Benim gibi, kitabı okumuş olan herkes eminim ki filmi izlemeden önce nasıl bir film çekeceklerini uzun uzun düşünmüşlerdir. Bunun sebeplerini birazdan ayrıntılı olarak anlatacağım. Karakterler ve olay örgüsü düşünülünce, film diziyle irintili olsa bile bağımsız olarak da izlenebilecek bir film. Yapılan açıklamalar, kitap, dizi, karakterler gibi puzzle parçalarını birleştirince bunu anlamak zor değildi. Ama karakterlerin genel davranışlarını filmden önce bilmek, filmde olan bitenin daha içine girmek açısından avantaj sağlayacaktı elbet. Nitekim filme girdiğim zaman hem kitapları okumuş hem diziyi izlemiş biri olarak, bütün merakımla izlemeye hazırdım.

Filmin yönetmenliğini Serdar Akar yapıyor. Hikâye kısmı bildiğiniz üzere Emrah Serbes'e ait. Müziklerini de aynı dizide olduğu gibi Pilli Bebek yapmış. Nitekim henüz fragmanda bunu anladık.
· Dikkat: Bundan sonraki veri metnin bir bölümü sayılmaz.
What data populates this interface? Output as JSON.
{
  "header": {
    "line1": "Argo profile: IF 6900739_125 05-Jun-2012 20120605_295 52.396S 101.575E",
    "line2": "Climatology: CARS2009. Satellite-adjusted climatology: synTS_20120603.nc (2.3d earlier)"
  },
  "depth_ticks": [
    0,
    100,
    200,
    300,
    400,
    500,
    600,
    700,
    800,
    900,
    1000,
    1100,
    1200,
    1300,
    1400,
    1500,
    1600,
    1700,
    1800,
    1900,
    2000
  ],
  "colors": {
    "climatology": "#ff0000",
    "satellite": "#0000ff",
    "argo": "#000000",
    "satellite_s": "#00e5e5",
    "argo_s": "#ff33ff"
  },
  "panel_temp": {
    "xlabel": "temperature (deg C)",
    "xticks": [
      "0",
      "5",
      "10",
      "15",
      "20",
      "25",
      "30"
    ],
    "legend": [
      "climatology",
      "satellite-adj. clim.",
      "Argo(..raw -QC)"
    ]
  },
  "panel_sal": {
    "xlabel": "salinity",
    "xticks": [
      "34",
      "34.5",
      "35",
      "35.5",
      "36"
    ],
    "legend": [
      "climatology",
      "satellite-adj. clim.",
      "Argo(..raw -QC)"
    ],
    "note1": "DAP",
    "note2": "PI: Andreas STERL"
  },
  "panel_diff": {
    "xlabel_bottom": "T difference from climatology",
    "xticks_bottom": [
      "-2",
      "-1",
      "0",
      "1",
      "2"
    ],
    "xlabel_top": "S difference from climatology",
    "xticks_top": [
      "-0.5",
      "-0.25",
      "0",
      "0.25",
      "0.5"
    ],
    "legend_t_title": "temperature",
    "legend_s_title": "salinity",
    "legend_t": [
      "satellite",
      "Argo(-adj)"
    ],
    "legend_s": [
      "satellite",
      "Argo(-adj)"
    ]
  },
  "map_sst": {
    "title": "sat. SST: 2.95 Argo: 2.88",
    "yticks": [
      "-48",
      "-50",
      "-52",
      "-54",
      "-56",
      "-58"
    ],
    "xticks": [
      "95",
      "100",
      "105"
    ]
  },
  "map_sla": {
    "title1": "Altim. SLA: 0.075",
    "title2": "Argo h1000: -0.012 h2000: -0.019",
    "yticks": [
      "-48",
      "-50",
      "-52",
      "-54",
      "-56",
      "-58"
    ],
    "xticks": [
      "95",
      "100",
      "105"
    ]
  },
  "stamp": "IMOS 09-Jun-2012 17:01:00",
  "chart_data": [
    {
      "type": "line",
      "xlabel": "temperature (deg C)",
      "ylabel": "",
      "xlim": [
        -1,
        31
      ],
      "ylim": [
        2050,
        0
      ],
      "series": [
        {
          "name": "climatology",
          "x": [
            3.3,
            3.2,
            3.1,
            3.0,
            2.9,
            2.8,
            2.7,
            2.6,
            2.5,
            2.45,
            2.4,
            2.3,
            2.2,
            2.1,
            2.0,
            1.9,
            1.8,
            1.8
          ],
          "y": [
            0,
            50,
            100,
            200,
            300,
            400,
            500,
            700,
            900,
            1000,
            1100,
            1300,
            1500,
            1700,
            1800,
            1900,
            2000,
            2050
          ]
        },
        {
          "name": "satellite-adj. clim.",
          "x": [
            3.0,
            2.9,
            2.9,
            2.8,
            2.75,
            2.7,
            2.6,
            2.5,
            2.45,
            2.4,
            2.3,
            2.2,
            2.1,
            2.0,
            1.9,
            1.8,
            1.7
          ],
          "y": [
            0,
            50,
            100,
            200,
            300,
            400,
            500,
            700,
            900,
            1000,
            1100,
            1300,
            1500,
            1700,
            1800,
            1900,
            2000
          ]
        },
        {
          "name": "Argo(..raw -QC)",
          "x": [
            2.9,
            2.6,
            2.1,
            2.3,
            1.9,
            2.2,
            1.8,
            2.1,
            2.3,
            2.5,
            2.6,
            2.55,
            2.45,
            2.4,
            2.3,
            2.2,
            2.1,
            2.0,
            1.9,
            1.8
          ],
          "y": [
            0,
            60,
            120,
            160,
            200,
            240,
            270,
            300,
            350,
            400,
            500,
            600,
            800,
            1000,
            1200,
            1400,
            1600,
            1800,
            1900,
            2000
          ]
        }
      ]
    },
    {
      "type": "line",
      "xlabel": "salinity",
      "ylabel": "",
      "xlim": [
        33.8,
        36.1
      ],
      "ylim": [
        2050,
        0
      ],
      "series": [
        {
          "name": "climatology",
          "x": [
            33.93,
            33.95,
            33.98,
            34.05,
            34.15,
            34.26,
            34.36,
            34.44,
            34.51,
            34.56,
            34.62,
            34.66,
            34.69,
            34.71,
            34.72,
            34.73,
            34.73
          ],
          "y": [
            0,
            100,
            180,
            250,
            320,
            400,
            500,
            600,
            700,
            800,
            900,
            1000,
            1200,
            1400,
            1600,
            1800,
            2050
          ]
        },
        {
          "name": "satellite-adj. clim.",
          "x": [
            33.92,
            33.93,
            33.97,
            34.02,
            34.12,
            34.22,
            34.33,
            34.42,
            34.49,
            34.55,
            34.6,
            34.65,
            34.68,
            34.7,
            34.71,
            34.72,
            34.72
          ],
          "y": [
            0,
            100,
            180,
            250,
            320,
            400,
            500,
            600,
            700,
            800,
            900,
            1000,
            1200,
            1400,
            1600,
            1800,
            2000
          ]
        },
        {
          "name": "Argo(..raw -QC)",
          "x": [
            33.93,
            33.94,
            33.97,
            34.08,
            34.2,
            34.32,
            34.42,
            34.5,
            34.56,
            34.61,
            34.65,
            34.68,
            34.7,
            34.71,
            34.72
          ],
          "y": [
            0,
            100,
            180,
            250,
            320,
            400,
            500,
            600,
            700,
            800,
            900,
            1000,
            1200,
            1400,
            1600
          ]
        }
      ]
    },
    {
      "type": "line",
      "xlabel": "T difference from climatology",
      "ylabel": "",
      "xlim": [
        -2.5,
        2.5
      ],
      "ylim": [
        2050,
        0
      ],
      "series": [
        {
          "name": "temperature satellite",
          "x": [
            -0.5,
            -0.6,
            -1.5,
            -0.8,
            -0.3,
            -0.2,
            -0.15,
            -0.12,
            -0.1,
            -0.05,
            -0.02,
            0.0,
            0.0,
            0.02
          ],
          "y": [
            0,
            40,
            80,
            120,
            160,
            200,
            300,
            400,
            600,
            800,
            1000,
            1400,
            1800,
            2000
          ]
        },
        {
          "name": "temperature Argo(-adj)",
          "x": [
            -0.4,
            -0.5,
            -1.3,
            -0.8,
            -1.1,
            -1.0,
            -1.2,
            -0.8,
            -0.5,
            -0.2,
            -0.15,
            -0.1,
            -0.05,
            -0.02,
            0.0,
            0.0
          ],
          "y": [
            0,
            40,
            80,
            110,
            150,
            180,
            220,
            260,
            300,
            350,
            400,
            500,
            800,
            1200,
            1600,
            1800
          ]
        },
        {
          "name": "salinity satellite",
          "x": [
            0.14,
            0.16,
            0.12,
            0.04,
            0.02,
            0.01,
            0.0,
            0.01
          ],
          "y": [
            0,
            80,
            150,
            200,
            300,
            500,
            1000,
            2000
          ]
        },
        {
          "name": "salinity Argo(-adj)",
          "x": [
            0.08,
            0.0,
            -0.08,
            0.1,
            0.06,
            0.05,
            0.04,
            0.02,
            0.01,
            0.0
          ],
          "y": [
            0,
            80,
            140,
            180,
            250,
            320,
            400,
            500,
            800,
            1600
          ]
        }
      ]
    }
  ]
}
Oyuncu kadrosuna gelirsek, dizinin kemik kadrosu Şule hariç tamamen varlığını koruyor. Cinayet Büro'nun bütün memurları, Savcı Esra, Şevket bu kadro dâhilinde. Kadronun yenileri ise Tardu Flordun(Red Kit), Cansu Dere(Songül), Hakan Boyav(Kolsuz Ahmet) gibi isimler. 

Senaryoya gelirsek, kendine Red Kit diyen bir seri katil kurbanlarını öldürdükten sonra bir tabutla Ankara'nın parklarına gömmektedir. Bu olayın peşine düşen Behzat Ç. ve ekibi, kurbanların arasındaki bağlantıyı kurarken geçmişten gelen kirli ilişkileri ve olayları aydınlatmaya başlar. Bundan rahatsız olan istihbarat ve emniyet yetkilileri Behzat Ç. ve ekibinin olayı kapatmasını ister. Bunu dinlemeyen ekip olayın üstüne ısrarla gider. Bu olanlarla birlikte bir yandan Red Kit'i bulmaya çalışırken bir yandan da karşılarında durup önlerine taş koyan yüksek mevkideki kişilerle mücadele eder. Fakat Behzat Ç.'nin uğraşması gereken tek sorun bu değildir. Güzel ve acemi Olay Yeri İnceleme polisi Songül ile duygusal bir yakınlaşma yaşayan Behzat, bir yandan da kızı Berna(Hazal Kaya)'yı aklından atamamaktadır. 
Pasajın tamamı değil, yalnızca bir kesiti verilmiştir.